Short take: in which Dartmoor is crossed and bogs are encountered for the first time.
Russ, and everyone else, was fine this morning, so at 9:30 (our customary starting time) we started off. A short time later we came out onto the moor... and the wind. Today was a windy day. Not perhaps quite as windy as the day to Mevagissey, but windy enough, and this time the wind was in our faces. Pretty quickly we all changed into rain jackets (as windbreakers), put our hoods up, heads down, and marched. There wasn't too much talking... too windy.
Route-finding was, for much of the day, not difficult, because we had sun and clouds and most of the day was spent going along the path of an old railway line. But around the halfway point we came down a slope, crossed a little river and came across our first bogs. In short order Russell and Oliver and I were sunk in up to the tops of our boots, Sally was up to mid-calf, and Rochelle managed to find a spot where she sank over knee-deep... and said that she didn't feel as if she had touched bottom. Good, well, not clean, more like dirty, fun.
After getting out of the bogs the route-finding got a little more difficult, but we were never really unsure of where we were. The Two Moors Way, unlike the Erme-Plym path, which we were on yesterday, is a little more old-school as regards way-marking: rather than making sure that you don't get lost by giving you helpful indications anywhere that you might make a mistake, it tends rather to confirm to you that you have gotten to where you were supposed to get to... and then goes silent until the next confirmation point. But I have good maps, so no worries. In fact we came out of the moors exactly where we were supposed to, and perhaps an hour later we were in Holne.

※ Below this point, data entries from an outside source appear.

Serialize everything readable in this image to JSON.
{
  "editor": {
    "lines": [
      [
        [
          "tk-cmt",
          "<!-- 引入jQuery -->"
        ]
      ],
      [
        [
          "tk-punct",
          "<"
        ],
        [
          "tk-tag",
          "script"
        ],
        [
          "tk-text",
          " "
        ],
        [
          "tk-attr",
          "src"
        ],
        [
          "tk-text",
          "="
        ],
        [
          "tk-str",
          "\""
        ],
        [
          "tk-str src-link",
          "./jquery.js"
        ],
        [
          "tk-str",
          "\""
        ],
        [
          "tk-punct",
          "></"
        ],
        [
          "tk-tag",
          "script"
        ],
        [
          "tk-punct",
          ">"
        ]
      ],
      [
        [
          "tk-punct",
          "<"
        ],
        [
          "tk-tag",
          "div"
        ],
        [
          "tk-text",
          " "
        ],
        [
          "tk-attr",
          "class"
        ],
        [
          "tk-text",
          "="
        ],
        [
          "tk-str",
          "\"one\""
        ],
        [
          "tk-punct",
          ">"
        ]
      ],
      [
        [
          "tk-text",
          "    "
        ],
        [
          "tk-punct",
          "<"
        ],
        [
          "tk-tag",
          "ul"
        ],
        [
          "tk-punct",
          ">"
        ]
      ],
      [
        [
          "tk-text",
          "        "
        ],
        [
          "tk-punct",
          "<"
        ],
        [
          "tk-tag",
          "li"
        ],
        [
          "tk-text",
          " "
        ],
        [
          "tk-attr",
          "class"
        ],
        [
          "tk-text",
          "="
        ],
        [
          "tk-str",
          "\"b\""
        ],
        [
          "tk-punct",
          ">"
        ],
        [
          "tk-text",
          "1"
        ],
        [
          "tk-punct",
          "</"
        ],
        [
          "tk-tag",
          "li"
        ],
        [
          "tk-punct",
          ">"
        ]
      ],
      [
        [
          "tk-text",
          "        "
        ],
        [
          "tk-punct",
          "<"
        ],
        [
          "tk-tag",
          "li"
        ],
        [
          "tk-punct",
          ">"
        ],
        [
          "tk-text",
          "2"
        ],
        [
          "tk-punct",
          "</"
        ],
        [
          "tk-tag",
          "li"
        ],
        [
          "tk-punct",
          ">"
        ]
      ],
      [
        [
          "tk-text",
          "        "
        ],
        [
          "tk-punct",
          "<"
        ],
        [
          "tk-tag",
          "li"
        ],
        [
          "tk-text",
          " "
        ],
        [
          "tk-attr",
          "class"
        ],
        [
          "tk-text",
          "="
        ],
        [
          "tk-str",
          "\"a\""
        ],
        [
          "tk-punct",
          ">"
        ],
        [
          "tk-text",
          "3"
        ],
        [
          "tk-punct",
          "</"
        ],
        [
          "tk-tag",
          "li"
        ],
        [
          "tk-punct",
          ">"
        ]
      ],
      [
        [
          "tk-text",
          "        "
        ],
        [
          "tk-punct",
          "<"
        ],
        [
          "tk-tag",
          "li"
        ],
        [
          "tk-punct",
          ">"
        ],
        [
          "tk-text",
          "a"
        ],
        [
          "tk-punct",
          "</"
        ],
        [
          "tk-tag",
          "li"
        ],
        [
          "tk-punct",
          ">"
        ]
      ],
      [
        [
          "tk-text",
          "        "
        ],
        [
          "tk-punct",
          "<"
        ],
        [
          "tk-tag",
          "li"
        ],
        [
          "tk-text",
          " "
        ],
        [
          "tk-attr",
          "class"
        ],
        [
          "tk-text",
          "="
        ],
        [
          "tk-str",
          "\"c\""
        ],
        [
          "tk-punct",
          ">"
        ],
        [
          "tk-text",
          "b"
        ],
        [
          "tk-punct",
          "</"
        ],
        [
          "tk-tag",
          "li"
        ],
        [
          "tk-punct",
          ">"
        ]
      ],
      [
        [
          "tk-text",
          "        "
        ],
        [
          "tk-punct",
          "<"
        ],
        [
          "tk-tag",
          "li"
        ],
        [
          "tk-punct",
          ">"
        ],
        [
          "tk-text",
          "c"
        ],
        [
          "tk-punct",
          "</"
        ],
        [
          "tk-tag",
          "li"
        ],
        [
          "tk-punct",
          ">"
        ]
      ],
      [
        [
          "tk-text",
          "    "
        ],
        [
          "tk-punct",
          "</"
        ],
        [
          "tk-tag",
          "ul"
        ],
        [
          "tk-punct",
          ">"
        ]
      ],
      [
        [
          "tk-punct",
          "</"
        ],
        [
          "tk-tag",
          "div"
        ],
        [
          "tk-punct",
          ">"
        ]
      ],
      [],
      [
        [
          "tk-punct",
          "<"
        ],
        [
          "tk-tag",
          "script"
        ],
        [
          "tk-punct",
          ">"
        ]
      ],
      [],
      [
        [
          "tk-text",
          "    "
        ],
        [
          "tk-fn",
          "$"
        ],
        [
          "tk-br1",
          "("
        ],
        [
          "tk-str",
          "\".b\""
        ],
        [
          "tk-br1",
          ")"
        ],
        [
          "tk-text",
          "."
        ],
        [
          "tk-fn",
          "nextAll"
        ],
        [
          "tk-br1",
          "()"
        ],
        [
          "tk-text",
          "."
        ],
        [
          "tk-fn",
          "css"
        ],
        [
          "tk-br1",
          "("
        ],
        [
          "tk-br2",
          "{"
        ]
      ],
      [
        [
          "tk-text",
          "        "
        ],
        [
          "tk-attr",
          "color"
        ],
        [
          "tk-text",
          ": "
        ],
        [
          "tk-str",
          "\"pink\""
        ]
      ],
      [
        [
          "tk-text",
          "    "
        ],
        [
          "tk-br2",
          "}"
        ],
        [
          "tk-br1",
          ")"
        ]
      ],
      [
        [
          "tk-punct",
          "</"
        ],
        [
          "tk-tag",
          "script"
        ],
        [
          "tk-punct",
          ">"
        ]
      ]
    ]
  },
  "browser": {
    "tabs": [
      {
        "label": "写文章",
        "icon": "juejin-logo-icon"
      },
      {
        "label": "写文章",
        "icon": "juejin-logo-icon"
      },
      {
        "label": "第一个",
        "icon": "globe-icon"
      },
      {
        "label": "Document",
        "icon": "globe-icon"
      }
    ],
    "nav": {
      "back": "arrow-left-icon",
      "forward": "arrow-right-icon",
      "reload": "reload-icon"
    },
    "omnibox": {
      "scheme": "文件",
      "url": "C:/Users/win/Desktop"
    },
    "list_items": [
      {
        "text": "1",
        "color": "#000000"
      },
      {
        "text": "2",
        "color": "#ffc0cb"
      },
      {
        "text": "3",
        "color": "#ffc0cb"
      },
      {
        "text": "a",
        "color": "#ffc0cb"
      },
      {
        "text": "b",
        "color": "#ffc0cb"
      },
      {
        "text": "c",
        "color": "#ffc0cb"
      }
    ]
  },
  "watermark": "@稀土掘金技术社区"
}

Our B&B here is very nice and cosy -- we were greeted by hot tea, scones, clotted cream, and strawberry jam... which more than made up for the fact that we had to shower sequentially because the water pressure was too low to handle more than one person showering at a time. Russ and Sally and Marcus and Rochelle are currently horizontal, and Oliver has fallen asleep sitting up on a sofa... the hike may not have been too long or strenuous, but the constant strong wind really takes it out of you. I just might go and snooze a bit myself!